Growth imperatives

Prasanna Balachander | Updated on April 01, 2019 Published on April 01, 2019

With inflation benign, the MPC may cut rates

The first monetary policy decision of FY2020 that will be rolled out in a couple of days is surrounded by significantly lower uncertainty about the rate decision by the MPC. The current rhetoric emanating from the Committee seems to indicate that if the inflation trajectory remains benign and under control for the foreseeable future then growth concerns can take precedence.

The CPI trajectory primarily that of food inflation has undershot expectations repeatedly and seems likely to be well contained going forward. Our projections suggest that CPI is likely to average 3.8 per cent YoY in FY2020 with the food price index reverting from contraction that was witnessed in the last few months while core inflation shows signs of moving lower.

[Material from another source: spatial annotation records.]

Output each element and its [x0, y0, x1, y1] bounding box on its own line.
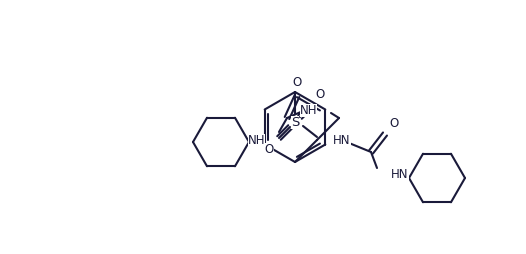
- Text: O: O: [315, 88, 324, 101]
- Text: NH: NH: [248, 134, 265, 147]
- Text: O: O: [389, 117, 398, 130]
- Text: HN: HN: [391, 167, 409, 181]
- Text: HN: HN: [333, 134, 350, 147]
- Text: O: O: [265, 143, 274, 156]
- Text: O: O: [292, 76, 301, 89]
- Text: S: S: [291, 116, 299, 129]
- Text: NH: NH: [299, 103, 317, 117]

The MPC has also evinced confidence on fiscal consolidation and its minimal impact on inflationary expectations.

Moving on to growth prospects, our proprietary model indices tracking monthly high frequency indicators suggest that while there was some tentative recovery in December 2018 the momentum seems to have decisively slowed.

Headline GDP growth has been falling for a few quarters now and the Q3 FY2019 outcome was a meagre 6.6 per cent YoY. Our models show that Q4 FY2019 is likely to register an even lower headline GDP growth. Within this, consumption seems to be witnessing a continued decline.

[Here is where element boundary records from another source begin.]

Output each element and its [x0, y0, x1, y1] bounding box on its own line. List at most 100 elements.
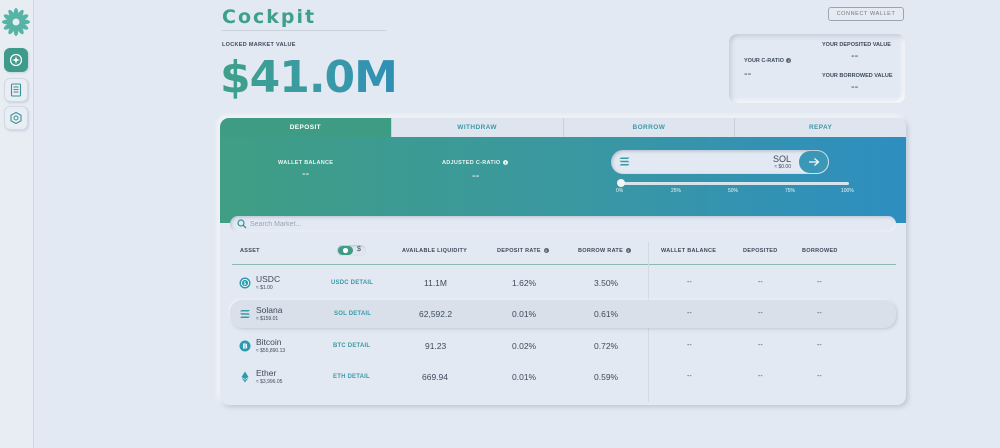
currency-toggle[interactable]: $ — [337, 245, 366, 256]
wallet-balance: -- — [687, 373, 692, 380]
available-liquidity: 11.1M — [424, 278, 447, 288]
col-wallet-balance: WALLET BALANCE — [661, 248, 717, 254]
borrowed: -- — [817, 373, 822, 380]
nav-protocol[interactable] — [4, 106, 28, 130]
ether-icon — [241, 371, 249, 383]
info-icon[interactable]: i — [625, 248, 631, 254]
wallet-balance-label: WALLET BALANCE — [278, 160, 334, 166]
table-row[interactable]: Solana ≈ $159.01 SOL DETAIL 62,592.2 0.0… — [230, 300, 896, 328]
amount-token: SOL — [772, 154, 791, 164]
usdc-detail-link[interactable]: USDC DETAIL — [331, 280, 374, 286]
borrowed-value: -- — [851, 81, 859, 93]
slider-tick: 50% — [728, 188, 739, 194]
sol-detail-link[interactable]: SOL DETAIL — [334, 311, 372, 317]
asset-price: ≈ $1.00 — [256, 285, 273, 291]
eth-detail-link[interactable]: ETH DETAIL — [333, 374, 370, 380]
slider-tick: 0% — [616, 188, 624, 194]
deposit-rate: 1.62% — [512, 278, 537, 288]
col-available-liquidity: AVAILABLE LIQUIDITY — [402, 248, 468, 254]
info-icon[interactable]: i — [786, 58, 792, 64]
table-row[interactable]: $ USDC ≈ $1.00 USDC DETAIL 11.1M 1.62% 3… — [230, 269, 896, 297]
col-deposited: DEPOSITED — [743, 248, 778, 254]
deposit-panel: WALLET BALANCE -- ADJUSTED C-RATIO i -- … — [220, 137, 906, 223]
asset-name: Ether — [256, 368, 277, 378]
asset-name: Bitcoin — [256, 337, 282, 347]
document-icon — [10, 83, 22, 97]
table-header-divider — [232, 264, 896, 265]
wallet-balance: -- — [687, 279, 692, 286]
tab-deposit[interactable]: DEPOSIT — [220, 118, 392, 137]
col-deposit-rate: DEPOSIT RATE i — [497, 248, 549, 254]
amount-slider[interactable] — [621, 182, 849, 185]
amount-input[interactable]: SOL ≈ $0.00 — [611, 150, 829, 174]
toggle-knob — [338, 246, 353, 255]
nav-cockpit[interactable] — [4, 48, 28, 72]
deposit-rate: 0.01% — [512, 309, 537, 319]
slider-tick: 75% — [785, 188, 796, 194]
usdc-icon: $ — [239, 277, 251, 289]
tab-withdraw[interactable]: WITHDRAW — [391, 118, 564, 137]
col-borrow-rate: BORROW RATE i — [578, 248, 631, 254]
shield-network-icon — [10, 111, 22, 125]
search-input[interactable] — [250, 218, 750, 230]
available-liquidity: 669.94 — [422, 372, 448, 382]
asset-price: ≈ $3,996.05 — [256, 379, 283, 385]
table-row[interactable]: B Bitcoin ≈ $55,890.13 BTC DETAIL 91.23 … — [230, 332, 896, 360]
info-icon[interactable]: i — [503, 160, 509, 166]
search-bar — [230, 216, 896, 232]
deposit-rate: 0.02% — [512, 341, 537, 351]
borrowed: -- — [817, 310, 822, 317]
slider-tick: 25% — [671, 188, 682, 194]
adjusted-c-ratio-label: ADJUSTED C-RATIO i — [442, 160, 509, 166]
tvl-value: $41.0M — [220, 52, 398, 103]
user-stats-card: YOUR C-RATIO i -- YOUR DEPOSITED VALUE -… — [729, 34, 905, 103]
deposited: -- — [758, 373, 763, 380]
submit-arrow-button[interactable] — [799, 151, 828, 173]
asset-name: USDC — [256, 274, 281, 284]
amount-usd-value: ≈ $0.00 — [774, 164, 791, 170]
c-ratio-value: -- — [744, 68, 752, 80]
arrow-right-icon — [808, 158, 819, 166]
borrow-rate: 0.59% — [594, 372, 619, 382]
toggle-dollar-label: $ — [357, 246, 361, 253]
btc-detail-link[interactable]: BTC DETAIL — [333, 343, 371, 349]
coin-icon — [342, 247, 349, 254]
adjusted-c-ratio-value: -- — [472, 170, 480, 182]
connect-wallet-button[interactable]: CONNECT WALLET — [828, 7, 904, 21]
col-borrowed: BORROWED — [802, 248, 838, 254]
slider-tick: 100% — [841, 188, 854, 194]
deposit-rate: 0.01% — [512, 372, 537, 382]
tab-repay[interactable]: REPAY — [735, 118, 906, 137]
borrowed: -- — [817, 342, 822, 349]
borrow-rate: 3.50% — [594, 278, 619, 288]
wallet-balance: -- — [687, 310, 692, 317]
action-tabs: DEPOSIT WITHDRAW BORROW REPAY — [220, 118, 906, 137]
deposited-value-label: YOUR DEPOSITED VALUE — [822, 42, 891, 48]
asset-name: Solana — [256, 305, 283, 315]
table-row[interactable]: Ether ≈ $3,996.05 ETH DETAIL 669.94 0.01… — [230, 363, 896, 391]
tab-borrow[interactable]: BORROW — [563, 118, 736, 137]
deposited: -- — [758, 310, 763, 317]
borrowed: -- — [817, 279, 822, 286]
asset-price: ≈ $55,890.13 — [256, 348, 286, 354]
solana-icon — [240, 310, 250, 318]
page-title: Cockpit — [222, 6, 317, 28]
borrowed-value-label: YOUR BORROWED VALUE — [822, 73, 893, 79]
borrow-rate: 0.61% — [594, 309, 619, 319]
logo-icon[interactable] — [2, 8, 30, 36]
deposited: -- — [758, 342, 763, 349]
wallet-balance: -- — [687, 342, 692, 349]
available-liquidity: 62,592.2 — [419, 309, 453, 319]
c-ratio-label: YOUR C-RATIO i — [744, 58, 792, 64]
asset-price: ≈ $159.01 — [256, 316, 279, 322]
info-icon[interactable]: i — [543, 248, 549, 254]
svg-text:$: $ — [243, 281, 246, 287]
deposited: -- — [758, 279, 763, 286]
deposited-value: -- — [851, 50, 859, 62]
sidebar — [0, 0, 34, 448]
solana-icon — [619, 157, 630, 166]
compass-icon — [9, 53, 23, 67]
slider-thumb[interactable] — [617, 179, 625, 187]
search-icon — [237, 219, 247, 229]
nav-transactions[interactable] — [4, 78, 28, 102]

Investment is showing nascent signs of revival but much of it is driven by the public sector while the private sector long cycle capex recovery still seems some way off. This growth-inflation mix, suggests that slack in the economy may be growing as reflected by a growing output gap leading to a likely revision in growth forecasts, thereby generating space for policy accommodation.

While a 50 bps rate cut cannot be ruled out we do believe that the MPC would deliver 25 in this policy.

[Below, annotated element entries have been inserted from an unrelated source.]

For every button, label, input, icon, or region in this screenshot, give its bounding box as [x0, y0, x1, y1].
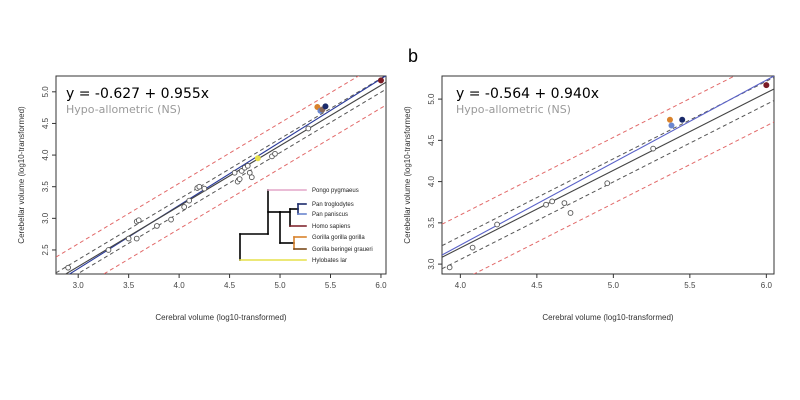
highlighted-point: [668, 122, 675, 129]
data-point: [105, 247, 112, 253]
x-tick-label: 5.5: [325, 281, 337, 290]
data-point: [446, 264, 453, 271]
y-tick-label: 4.0: [41, 149, 50, 161]
tree-taxon-label: Hylobates lar: [312, 258, 347, 264]
data-point: [567, 210, 574, 216]
data-point: [246, 169, 253, 176]
x-tick-label: 3.0: [73, 281, 85, 290]
data-point: [561, 200, 568, 206]
data-point: [65, 264, 71, 271]
y-tick-label: 3.5: [427, 217, 436, 229]
data-point: [272, 150, 278, 157]
x-axis-label: Cerebral volume (log10-transformed): [542, 313, 674, 322]
x-tick-label: 5.0: [608, 281, 620, 290]
clipped-lines: [56, 76, 386, 274]
y-tick-label: 2.5: [41, 244, 50, 256]
y-tick-label: 3.0: [41, 212, 50, 224]
highlighted-point: [254, 155, 261, 162]
data-point: [469, 244, 476, 251]
data-point: [135, 217, 142, 224]
prediction-lower-line: [102, 104, 386, 274]
prediction-upper-line: [442, 76, 736, 225]
y-tick-label: 3.0: [427, 258, 436, 270]
x-tick-label: 4.0: [455, 281, 467, 290]
y-tick-label: 5.0: [427, 93, 436, 105]
y-tick-label: 4.5: [41, 117, 50, 129]
data-point: [196, 183, 203, 190]
data-point: [494, 221, 500, 228]
points-layer: [65, 77, 384, 271]
highlighted-point: [322, 103, 329, 110]
x-tick-label: 4.5: [224, 281, 236, 290]
x-tick-label: 4.0: [174, 281, 186, 290]
y-tick-label: 5.0: [41, 86, 50, 98]
data-point: [248, 174, 255, 181]
data-point: [549, 198, 556, 205]
ticks-layer: 4.0 4.5 5.0 5.5 6.0 3.0 3.5 4.0 4.5 5.0: [427, 93, 772, 290]
data-point: [201, 185, 208, 192]
plot-frame: [441, 75, 775, 275]
y-tick-label: 4.5: [427, 134, 436, 146]
x-tick-label: 3.5: [123, 281, 135, 290]
highlighted-point: [679, 116, 686, 123]
data-point: [186, 197, 193, 204]
y-axis-label: Cerebellar volume (log10-transformed): [403, 106, 412, 244]
x-tick-label: 6.0: [375, 281, 387, 290]
equation-text: y = -0.564 + 0.940x: [456, 86, 599, 102]
y-axis-label: Cerebellar volume (log10-transformed): [17, 106, 26, 244]
tree-taxon-label: Homo sapiens: [312, 224, 350, 230]
prediction-lower-line: [472, 121, 774, 274]
panel-label-b: b: [408, 46, 418, 66]
equation-text: y = -0.627 + 0.955x: [66, 86, 209, 102]
tree-taxon-label: Gorilla beringei graueri: [312, 247, 373, 253]
lines-layer: [56, 76, 386, 274]
highlighted-point: [763, 82, 770, 89]
data-point: [543, 201, 549, 208]
isometry-line: [68, 76, 386, 274]
data-point: [154, 223, 160, 229]
panel-b: b 4.0 4.5 5.0 5.5 6.0 3.0 3.5 4.0 4.5 5.0 y = -0.…: [403, 46, 775, 322]
tree-taxon-label: Gorilla gorilla gorilla: [312, 235, 365, 241]
x-tick-label: 5.5: [684, 281, 696, 290]
tree-taxon-label: Pan troglodytes: [312, 202, 354, 208]
data-point: [236, 176, 243, 182]
panel-a: 3.0 3.5 4.0 4.5 5.0 5.5 6.02.53.03.54.04.55.0 …: [17, 75, 387, 322]
data-point: [604, 180, 611, 187]
points-layer: [446, 82, 770, 271]
data-point: [181, 204, 188, 210]
data-point: [133, 235, 140, 242]
highlighted-point: [666, 116, 673, 123]
tree-taxon-label: Pongo pygmaeus: [312, 188, 359, 194]
x-axis-label: Cerebral volume (log10-transformed): [155, 313, 287, 322]
x-tick-label: 5.0: [274, 281, 286, 290]
data-point: [305, 125, 312, 132]
prediction-upper-line: [56, 76, 360, 258]
allometry-annotation: Hypo-allometric (NS): [66, 103, 181, 116]
data-point: [231, 169, 238, 176]
y-tick-label: 3.5: [41, 181, 50, 193]
legend-tree: Pongo pygmaeus Pan troglodytes Pan paniscu…: [239, 188, 373, 264]
confidence-lower-line: [76, 88, 386, 274]
x-tick-label: 4.5: [531, 281, 543, 290]
ticks-layer: 3.0 3.5 4.0 4.5 5.0 5.5 6.0 2.5 3.0 3.5 4.0 4.5 5.0: [41, 86, 387, 290]
data-point: [125, 235, 132, 242]
data-point: [244, 162, 251, 169]
confidence-lower-line: [442, 100, 774, 270]
data-point: [168, 216, 174, 223]
x-tick-label: 6.0: [761, 281, 773, 290]
tree-taxon-label: Pan paniscus: [312, 212, 348, 218]
plot-frame: [55, 75, 387, 275]
allometry-annotation: Hypo-allometric (NS): [456, 103, 571, 116]
highlighted-point: [377, 77, 384, 84]
regression-line: [442, 88, 774, 258]
confidence-upper-line: [56, 76, 386, 274]
regression-line: [64, 81, 386, 274]
y-tick-label: 4.0: [427, 175, 436, 187]
data-point: [650, 145, 656, 152]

The real debate in this policy will be on the accompanying rate stance and liquidity stance. While the MPC changed its stance in February to “neutral” from “calibrated tightening” we do assign a higher probability to a further change in stance to “accommodative”.

The change would not be hard to justify in light of the substantial spin that we have seen in global monetary policy in the last two months, against the backdrop of growing concerns about global growth, falling manufacturing and sentiment indices, inversion of the yield curve in the US and increasing amount of bonds trading in negative yields territory. Given the fact that monetary policy making is also a prisoner to the uncertainty of oil prices, the MPC may still choose to retain the flexibility that is afforded by a “neutral” stance.

Liquidity issue

Domestic systemic liquidity will remain the key variable that will probably affect transmission even more than a rate cut but it is not explicitly under the MPC’s remit. F FY2020 is also likely to see substantial currency leakage although this time we expect a balance of payments surplus which will alleviate the situation somewhat. Even then, there will be need for substantial liquidity injection.

The RBI recently introduced the long-term forex swap tool which can also infuse rupee liquidity into the system. Overall, bond markets would be well supported by benign inflation, slowing growth and accommodative monetary policy while rising oil prices and heavy bond supply could keep them cautious.